05Which has better profit margins — RES or ACDC?
RPC, Inc.
(RES) is the more profitable company, earning 2. 0% net margin versus -19. 0% for ProFrac Holding Corp. — meaning it keeps 2. 0% of every revenue dollar as bottom-line profit. Operating margin tells a similar story: RES leads at 3. 5% versus -6. 9% for ACDC. At the gross margin level — before operating expenses — RES leads at 14. 3%, reflecting greater pricing power or product mix advantage. Stronger margins indicate durable pricing power, lower cost of revenue, or higher mix of software/services. They are one of the clearest signs of business quality.
06Is RES or ACDC more undervalued right now?
Analyst consensus price targets imply the most upside for ACDC: -15.
8% to $6. 00.
07Which pays a better dividend — RES or ACDC?
In this comparison, RES (2.
2% yield) pays a dividend. ACDC does not pay a meaningful dividend and should not be held primarily for income.
08Is RES or ACDC better for a retirement portfolio?
For long-horizon retirement investors, RPC, Inc.

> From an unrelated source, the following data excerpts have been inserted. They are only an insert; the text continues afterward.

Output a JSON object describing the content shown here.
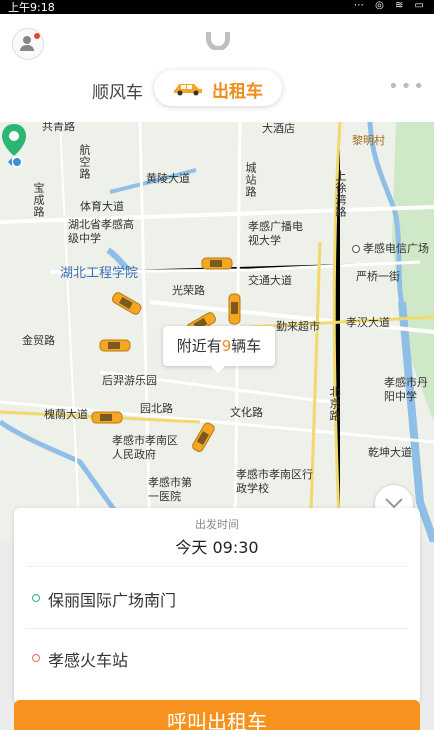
{
  "status_bar": {
    "time": "上午9:18",
    "icons": "⋯ ◎ ≋ ▭"
  },
  "header": {
    "tabs": [
      {
        "label": "顺风车"
      },
      {
        "label": "出租车"
      }
    ],
    "more_label": "•••"
  },
  "map": {
    "labels": {
      "hangkong_rd": "航空路",
      "huangling": "黄陵大道",
      "chengzhan": "城站路",
      "dajiudian": "大酒店",
      "liming": "黎明村",
      "shangxu": "上徐湾路",
      "baocheng": "宝成路",
      "tiyu": "体育大道",
      "hbxg": "湖北省孝感高级中学",
      "xgdianshi": "孝感广播电视大学",
      "xgdianxin": "孝感电信广场",
      "hbgcxy": "湖北工程学院",
      "jiaotong": "交通大道",
      "yanqiao": "严桥一街",
      "guangrong": "光荣路",
      "qinlai": "勤来超市",
      "xiaohan": "孝汉大道",
      "jinmao": "金贸路",
      "houyi": "后羿游乐园",
      "xgdanyang": "孝感市丹阳中学",
      "beijing": "北京路",
      "yuanbei": "园北路",
      "wenhua": "文化路",
      "huaiyin": "槐荫大道",
      "xgzf": "孝感市孝南区人民政府",
      "qianshui": "乾坤大道",
      "xgyy": "孝感市第一医院",
      "xgxz": "孝感市孝南区行政学校",
      "top_left": "共青路"
    },
    "nearby": {
      "prefix": "附近有",
      "count": "9",
      "suffix": "辆车"
    }
  },
  "panel": {
    "departure_label": "出发时间",
    "departure_time": "今天 09:30",
    "origin": "保丽国际广场南门",
    "destination": "孝感火车站"
  },
  "call_button_label": "呼叫出租车"
}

(RES) is the stronger choice — it scores higher on the combination of lower volatility, dividend reliability, and long-term compounding (low volatility (β 0. 54), 2. 2% yield). Both have compounded well over 10 years (RES: -35. 7%, ACDC: -60. 6%), confirming both are viable long-term holds — but the lower-volatility option typically results in less emotional selling during corrections. Retirement portfolios generally favour predictability over maximum returns. Consult a financial advisor before making allocation decisions.
09What are the main differences between RES and ACDC?
Both stocks operate in the Energy sector, making this a peer-level intra-sector comparison — the same macro tailwinds and headwinds will affect both.
RES pays a dividend while ACDC does not, making them suitable for different income and tax situations. These fundamental differences mean investors should not choose between them on a single metric — the "better stock" depends entirely on which of these characteristics aligns with your investment strategy.